To give you some background, I had chosen to exclusively breastfeed my baby. I didn’t use bottles and she fed on demand. The first time we offered my daughter solids was when she was six months old. She had been reaching for food, showed interest in our meals, and hit all the milestones for being ready for solids. I gave her a banana and as she tasted it, she burst into tears and screamed at the top of her lungs. This was not quite what I had expected, but I figured it was a new experience and would simply take some getting used to. What I wasn’t prepared for, was that this rejection of food would continue until after she turned one year old.
As my daughter hit nine months, she was still crying whenever I offered her food. She honestly screeched like I was trying to poison her. We tried every approach we could think of. Purees made in 20 different ways. Lumps. No lumps. Finger foods. Different textures. Different flavors. We tried spoon feeding and letting her feed herself. We were careful not to “force feed” her but let her lead the way and respected her choice to eat or not eat. We had her eat in a highchair, on my lap, and on her dad’s lap. I tried feeding her right after she had milk and right before. We offered food multiple times a day. NOTHING WORKED.
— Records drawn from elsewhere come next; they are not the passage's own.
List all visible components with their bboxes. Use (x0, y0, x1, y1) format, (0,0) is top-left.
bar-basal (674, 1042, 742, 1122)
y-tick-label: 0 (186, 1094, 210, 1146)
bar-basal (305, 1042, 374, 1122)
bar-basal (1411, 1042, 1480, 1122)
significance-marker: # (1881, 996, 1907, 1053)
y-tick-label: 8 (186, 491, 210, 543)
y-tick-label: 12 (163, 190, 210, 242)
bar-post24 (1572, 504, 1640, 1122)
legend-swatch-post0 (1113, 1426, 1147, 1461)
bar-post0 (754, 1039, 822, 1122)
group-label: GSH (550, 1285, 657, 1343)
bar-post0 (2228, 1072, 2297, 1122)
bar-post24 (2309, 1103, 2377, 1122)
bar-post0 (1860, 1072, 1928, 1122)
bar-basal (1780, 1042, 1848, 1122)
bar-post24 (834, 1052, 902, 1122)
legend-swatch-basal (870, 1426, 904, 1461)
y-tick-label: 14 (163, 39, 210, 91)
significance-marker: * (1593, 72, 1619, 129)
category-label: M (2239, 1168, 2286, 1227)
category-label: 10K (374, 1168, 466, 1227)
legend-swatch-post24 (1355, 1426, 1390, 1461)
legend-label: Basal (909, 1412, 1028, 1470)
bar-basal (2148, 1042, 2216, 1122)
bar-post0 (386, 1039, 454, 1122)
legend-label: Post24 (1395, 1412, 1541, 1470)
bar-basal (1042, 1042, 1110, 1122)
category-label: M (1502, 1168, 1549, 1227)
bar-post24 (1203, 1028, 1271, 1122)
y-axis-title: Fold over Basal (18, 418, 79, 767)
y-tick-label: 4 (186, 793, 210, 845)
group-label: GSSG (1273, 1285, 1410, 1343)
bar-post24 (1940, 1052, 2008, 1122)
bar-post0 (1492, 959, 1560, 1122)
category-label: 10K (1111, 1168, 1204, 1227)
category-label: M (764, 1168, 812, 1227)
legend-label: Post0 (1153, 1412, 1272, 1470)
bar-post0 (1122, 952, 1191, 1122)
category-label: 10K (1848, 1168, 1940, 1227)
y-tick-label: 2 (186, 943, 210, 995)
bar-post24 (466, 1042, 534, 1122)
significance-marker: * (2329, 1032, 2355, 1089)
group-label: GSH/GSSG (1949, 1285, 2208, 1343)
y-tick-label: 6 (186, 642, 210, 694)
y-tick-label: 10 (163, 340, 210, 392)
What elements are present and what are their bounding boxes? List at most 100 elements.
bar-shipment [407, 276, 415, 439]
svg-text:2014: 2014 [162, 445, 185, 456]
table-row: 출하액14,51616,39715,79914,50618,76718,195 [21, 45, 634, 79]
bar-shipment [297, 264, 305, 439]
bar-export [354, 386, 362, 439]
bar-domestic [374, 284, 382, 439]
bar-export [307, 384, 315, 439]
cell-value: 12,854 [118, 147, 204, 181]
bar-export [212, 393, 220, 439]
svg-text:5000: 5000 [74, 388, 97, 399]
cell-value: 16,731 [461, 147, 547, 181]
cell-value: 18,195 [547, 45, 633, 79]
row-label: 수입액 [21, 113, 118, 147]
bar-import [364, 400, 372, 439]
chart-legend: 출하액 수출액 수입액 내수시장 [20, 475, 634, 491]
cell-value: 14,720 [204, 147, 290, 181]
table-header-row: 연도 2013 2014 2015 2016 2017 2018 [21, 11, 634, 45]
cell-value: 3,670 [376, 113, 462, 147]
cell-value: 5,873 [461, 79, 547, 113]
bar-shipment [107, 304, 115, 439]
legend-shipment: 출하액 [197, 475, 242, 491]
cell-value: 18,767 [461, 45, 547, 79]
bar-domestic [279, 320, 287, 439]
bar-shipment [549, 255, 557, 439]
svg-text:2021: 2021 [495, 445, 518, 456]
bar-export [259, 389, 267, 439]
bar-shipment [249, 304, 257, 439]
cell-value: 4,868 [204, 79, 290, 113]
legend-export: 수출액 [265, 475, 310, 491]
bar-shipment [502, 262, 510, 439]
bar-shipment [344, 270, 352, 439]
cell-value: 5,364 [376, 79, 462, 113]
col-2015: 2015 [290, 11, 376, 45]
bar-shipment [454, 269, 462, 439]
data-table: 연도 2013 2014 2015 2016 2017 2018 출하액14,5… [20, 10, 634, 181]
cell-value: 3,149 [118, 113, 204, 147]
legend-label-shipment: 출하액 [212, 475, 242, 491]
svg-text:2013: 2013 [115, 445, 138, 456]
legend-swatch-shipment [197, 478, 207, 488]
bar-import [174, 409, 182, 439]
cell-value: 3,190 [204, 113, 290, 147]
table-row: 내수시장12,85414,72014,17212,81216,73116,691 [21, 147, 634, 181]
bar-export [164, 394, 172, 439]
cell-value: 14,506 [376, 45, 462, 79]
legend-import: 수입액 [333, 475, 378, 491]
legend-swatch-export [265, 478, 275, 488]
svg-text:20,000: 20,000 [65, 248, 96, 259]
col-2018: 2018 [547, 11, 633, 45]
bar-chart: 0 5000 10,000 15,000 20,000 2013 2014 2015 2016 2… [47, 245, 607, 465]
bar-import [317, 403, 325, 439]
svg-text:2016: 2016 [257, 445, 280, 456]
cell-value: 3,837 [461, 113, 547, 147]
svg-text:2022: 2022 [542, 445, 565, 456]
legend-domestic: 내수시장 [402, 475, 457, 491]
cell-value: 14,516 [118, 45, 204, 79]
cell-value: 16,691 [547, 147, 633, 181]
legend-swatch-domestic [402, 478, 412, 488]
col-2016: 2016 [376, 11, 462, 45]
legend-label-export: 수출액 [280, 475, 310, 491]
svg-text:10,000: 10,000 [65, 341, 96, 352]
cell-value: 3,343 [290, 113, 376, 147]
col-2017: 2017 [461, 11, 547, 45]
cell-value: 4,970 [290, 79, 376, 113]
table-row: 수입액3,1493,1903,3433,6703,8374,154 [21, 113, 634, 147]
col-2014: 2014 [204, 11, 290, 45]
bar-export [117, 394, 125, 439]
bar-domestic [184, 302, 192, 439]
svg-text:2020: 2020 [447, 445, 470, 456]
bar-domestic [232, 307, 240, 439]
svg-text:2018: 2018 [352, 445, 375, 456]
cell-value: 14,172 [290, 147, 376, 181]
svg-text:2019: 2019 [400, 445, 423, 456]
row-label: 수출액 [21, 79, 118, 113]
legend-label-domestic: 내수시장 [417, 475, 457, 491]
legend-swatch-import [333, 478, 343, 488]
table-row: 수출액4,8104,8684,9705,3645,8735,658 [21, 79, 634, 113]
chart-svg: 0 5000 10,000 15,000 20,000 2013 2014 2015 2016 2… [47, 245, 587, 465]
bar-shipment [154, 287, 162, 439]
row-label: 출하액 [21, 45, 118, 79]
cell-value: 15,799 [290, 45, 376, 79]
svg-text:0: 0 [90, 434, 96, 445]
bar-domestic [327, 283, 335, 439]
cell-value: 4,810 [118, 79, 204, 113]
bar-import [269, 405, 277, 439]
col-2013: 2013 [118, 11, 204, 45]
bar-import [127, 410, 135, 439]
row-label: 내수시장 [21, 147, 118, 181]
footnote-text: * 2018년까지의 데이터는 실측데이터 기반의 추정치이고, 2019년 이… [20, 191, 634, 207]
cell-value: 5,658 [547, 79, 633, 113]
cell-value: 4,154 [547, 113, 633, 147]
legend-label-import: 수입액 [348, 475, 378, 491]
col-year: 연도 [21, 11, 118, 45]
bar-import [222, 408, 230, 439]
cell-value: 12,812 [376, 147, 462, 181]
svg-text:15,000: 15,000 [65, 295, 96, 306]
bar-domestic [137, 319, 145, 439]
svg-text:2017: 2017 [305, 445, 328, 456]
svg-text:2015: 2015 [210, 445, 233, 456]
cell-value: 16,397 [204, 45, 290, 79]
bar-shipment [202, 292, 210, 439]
At that point, we talked to our pediatrician and ruled out any medical problems. My baby was thriving and in the 80th percentile for weight. She was drowning in adorable fat rolls. Our pediatrician reassured us that some babies just take a while. But as I watched many of my friend’s babies eat full meals, I wondered if I was doing something wrong.
My anxiety around my baby’s mealtimes was growing (which I am sure she could sense, only making things worse). I was also feeling increasingly frustrated at my lack of freedom – I had to be present for every meal and every snack to feed our baby because in addition to rejecting solids she also refused to take a bottle. The demands on my body as I provided 100% of my baby’s calories day after day resulted in major exhaustion. I was completely depleted.
At about ten months, my baby stopped crying when food was put on her plate and started to take small bites. However, after swirling the food around her mouth a bit, she spit it out. Every. Single. Time.
I scoured the internet and had a hard time finding any data or stories about people having this similar struggle. So, I started to ask around quite a bit with other moms I met at the park to see if anyone else was struggling with this. While I was met with a lot of blank stares, I finally found a few moms who nodded along knowingly and said their babies just weren’t that interested in solids either until about the one year mark.
This is completely anecdotal, but what I found was that those having similar issues also had chosen to exclusively breastfeed with very limited use of bottles. Who knows if there is any correlation, but for me, it made all the difference to just know other people had also struggled with this.
Some of the best advice I got from another mom was to remember that I am only responsible for offering food. It is up to my baby to choose what and how much to eat. That really helped take some of the pressure off.
A few days after my daughter turned one, I looked over one day and her plate was empty. I assumed she had hidden all the food under her butt (which she loved to do) or thrown it on the floor, but shockingly it was gone. Almost overnight, and rather unceremoniously, she had decided she liked to eat food. I could not believe how quickly she went from eating nothing to eating an entire banana in one meal.
Now that our daughter is almost 15 months old, she eats all varieties and textures of food excitedly. In fact, she almost out-eats her 3-year-old sister.
I wanted to share my story in hopes that I can help another parent going through this. I wasted a lot of time worrying about something I had no control over. What I experienced was certainly not common, but it turned out to be a normal, healthy progression for my baby. If you are going through this same experience you should check with your pediatrician to rule out any medical issues, but once that is all clear, then simply trust that they will progress, grow, change, and learn. Like walking, talking, getting teeth, and motor skills, they will do it all in their own time and the range of normal can be quite wide.
There is light at the end of the tunnel. The other day I actually left her with her dad for 12 hours and she didn’t starve! She ate solid food happily all day long – but she was still relieved when I got home and she could have her milk, which is still her favorite food.